Eivind Øygarden est originaire d’Oslo en Norvège. Plus connu sous le nom d’Ivan Ave, il est l’un des meilleurs représentants de cette scène hip hop nordique en devenir. Pour ceux que ça intéresse, je vous renvoie vers Mutual Intentions, le collectif d’Ivan Ave composé des artistes Charlotte Dos Santos, Fredfades, Yogisoul, du photographe Moe Chakiri, du vidéaste Erik Treimann, du designer Hans Jørgen Wærner et de leur manager Stian Nicolaysen. Voilà, tous ces noms vous donneront plusieurs portes d’entrée vers le hip hop du nord. Aux côtés du génial producteur MNDSGN, il a sorti le 12 février dernier l’un des plus beaux projets hip hop de l’année à mon goût : Helping Hands.
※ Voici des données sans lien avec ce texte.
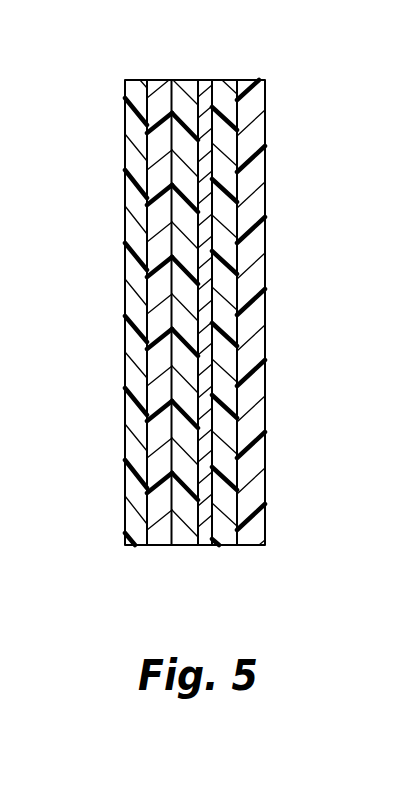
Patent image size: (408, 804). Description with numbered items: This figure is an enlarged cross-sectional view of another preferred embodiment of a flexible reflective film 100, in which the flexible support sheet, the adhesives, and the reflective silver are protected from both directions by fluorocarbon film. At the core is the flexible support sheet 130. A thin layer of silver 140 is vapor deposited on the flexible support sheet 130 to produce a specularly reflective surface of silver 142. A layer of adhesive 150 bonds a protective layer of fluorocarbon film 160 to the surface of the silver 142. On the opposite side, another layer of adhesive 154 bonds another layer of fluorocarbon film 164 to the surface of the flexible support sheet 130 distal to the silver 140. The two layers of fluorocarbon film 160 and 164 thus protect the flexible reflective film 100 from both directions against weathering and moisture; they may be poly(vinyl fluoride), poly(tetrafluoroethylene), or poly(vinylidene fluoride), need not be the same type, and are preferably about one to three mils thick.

The flexible reflective film 100 is at (267, 552).
The fluorocarbon film 164 is at (128, 92).
The adhesive 154 is at (157, 88).
The flexible support sheet 130 is at (178, 88).
The silver 140 is at (205, 88).
The specularly reflective surface of silver 142 is at (216, 90).
The adhesive 150 is at (224, 84).
The fluorocarbon film 160 is at (250, 138).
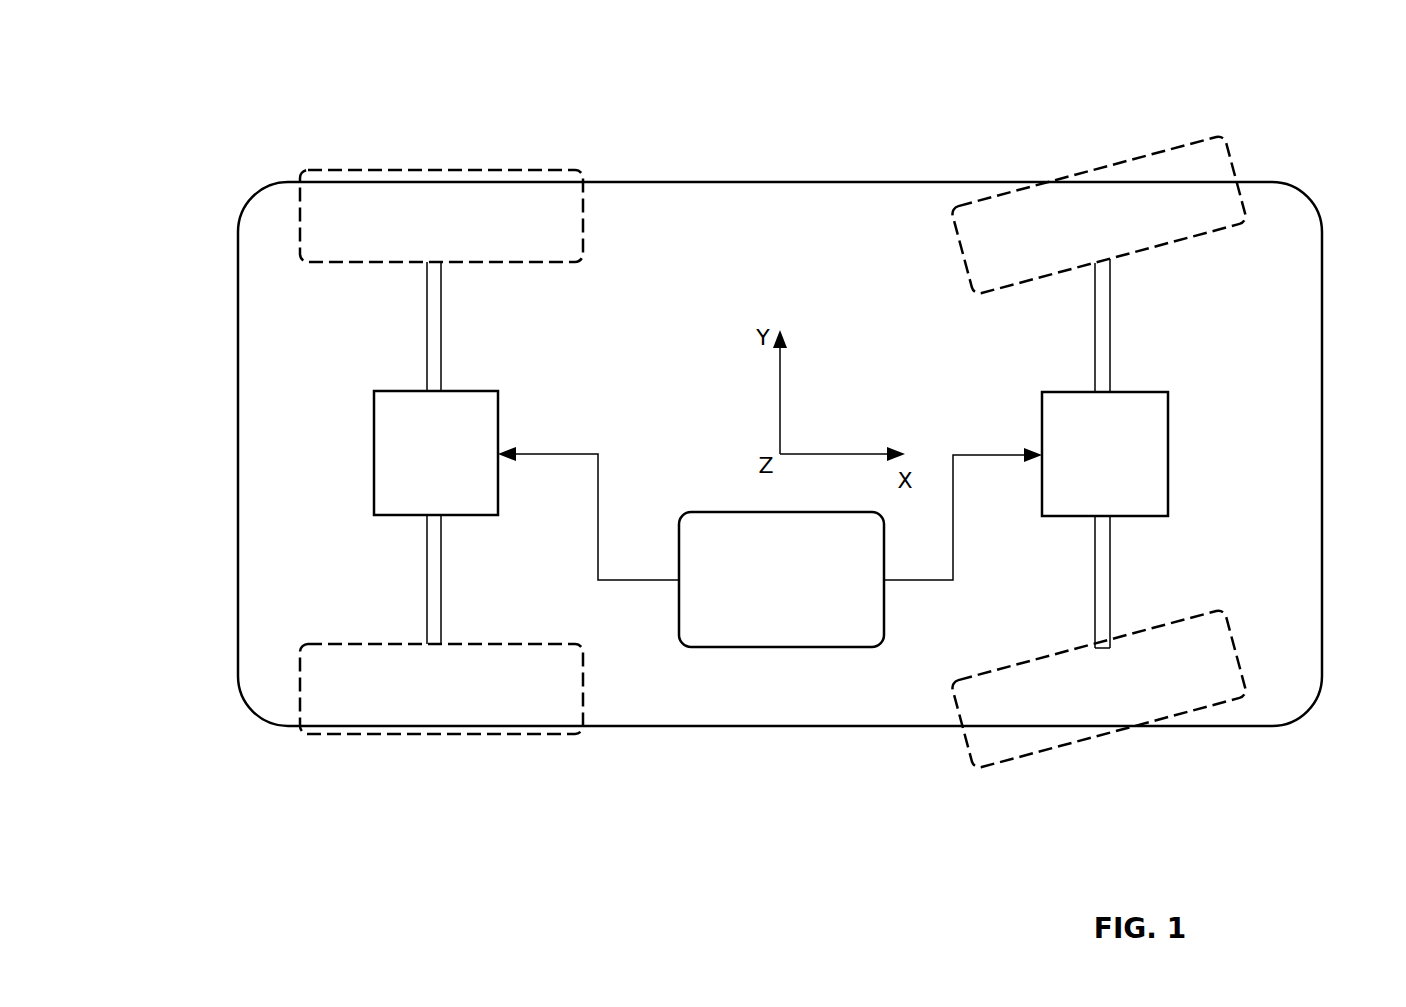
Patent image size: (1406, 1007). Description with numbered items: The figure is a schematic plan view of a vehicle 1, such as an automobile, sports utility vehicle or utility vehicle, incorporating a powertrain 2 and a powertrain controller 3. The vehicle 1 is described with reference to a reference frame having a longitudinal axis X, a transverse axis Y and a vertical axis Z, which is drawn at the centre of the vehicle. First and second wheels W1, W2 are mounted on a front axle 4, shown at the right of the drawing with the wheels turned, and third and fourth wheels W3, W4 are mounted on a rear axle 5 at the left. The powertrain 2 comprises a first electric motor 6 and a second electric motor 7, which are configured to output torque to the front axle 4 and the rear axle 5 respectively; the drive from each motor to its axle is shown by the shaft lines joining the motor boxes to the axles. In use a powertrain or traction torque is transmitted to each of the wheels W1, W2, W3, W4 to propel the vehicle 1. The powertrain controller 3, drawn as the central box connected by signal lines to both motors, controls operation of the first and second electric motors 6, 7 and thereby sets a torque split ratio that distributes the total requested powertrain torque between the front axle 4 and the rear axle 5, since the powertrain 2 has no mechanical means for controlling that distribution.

The vehicle 1 is at (176, 230).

Leur collaboration date depuis la sortie de Low Jams, le premier fruit de leur entente en 2014. Flow suave, simple et direct, Ivan Ave ne fait pas de vagues en abusant des codes du genre et propose un rap aux variations jazz qui sonnent comme des évidences. Une rumeur dirait qu’un second album est d’ores déjà en production et enregistrement… Wait & see.

 

MURA MASA

 

En une mixtape et un maxi, Mura Masa est parvenu à se faire un nom dans le milieu du beatmaking et à faire plier Polydor en Europe et Interscope en Amérique. Et tout cela à seulement 20 ans. Alex Crossan de son vrai nom commença par créer son propre label en 2013, Anchor Point Records. L’année suivante, il tombe dans les filets de Jakarta Records avec qui il balance la mixtape Soundtrack To A Death. Portée par le morceau Lotus Eater et par la viralité des internets, le succès est immédiat. Il enchaîne par une apparition sur un various de Jakarta et sur un de Soulection qui lui fait les yeux doux. 2015, Jakarta lui permet de sortir l’EP Someday Somewhere qui confirmera son talent de beatmaker. Mura Masa enchaînera avec deux autres projets qui paraîtront sur son propre label. Aujourd’hui il entame une tournée européenne et passera par Paris le 17 novembre prochain au Trabendo. Sauvez la date !

 

BLUESTAEB

 

On termine ce tour d’horizon du label Jakarta Records avec Leon Giseke alias Bluestaeb. Ce dernier non plus n’a pas échappé à l’héritage des J Dilla, Nujabes, DJ Premier et Pete Rock. Avec Ivan Ave, Mura Masa et autres JuJu Rogers, Bluestaeb fait partie de cette nouvelle génération du hip hop qui imposent sans trop de peine leur maîtrise technique et talent d’innovateurs musicaux. Il se lance dans le game en 2013 via un projet disponible en vinyle portant le nom de 1991 Extraterrestrial. L’année suivante, on le retrouve sur une compilation du célèbre distributeur de disques HHV aux côtés de Figub Brazlevič et Juse Ju. Enfin, en 2015, il signe Rodalquilar chez Jakarta Records qui se révèle être la 1ère pierre angulaire du projet Bluesteab. Riche d’influences allant de la musique ouest-africaine au boom bap, en passant par la East Coast des États-Unis et le Future Beats, le berlinois est à surveiller car il n’a pas finit de nous surprendre.

 

J’aurais aussi pu parler de Kaytranada, L’Orange, Sango, Shuko, Blitz The Ambassador, Blu, DJ Vadim, Asagaya, 20syl ou d’Anderson .Paak, qui sont tous présents dans la discographie du label. Le choix fut cornélien mais j’ai voulu essayer de mettre en avant autant les artistes émergeant, de la nouvelle scène électronique notamment, aux côtés de ceux qui jouent avec les codes « traditionnels » de la culture hip hop. Au final, Jakarta Records, c’est la mappemonde musicale par excellence. Celle qui nous transporte, celle qui transpire la passion, celle qui nous surprend à chaque sortie, celle en qui l’on a une confiance absolue, celle qui transperce les styles et genres musicaux. Il y a un côté très « vrai » chez Jakarta. Une sorte d’aura familiale qui rime avec une qualité assurée. Vous l’aurez sans doute compris, le label au tigre blanc est probablement l’un de mes favoris.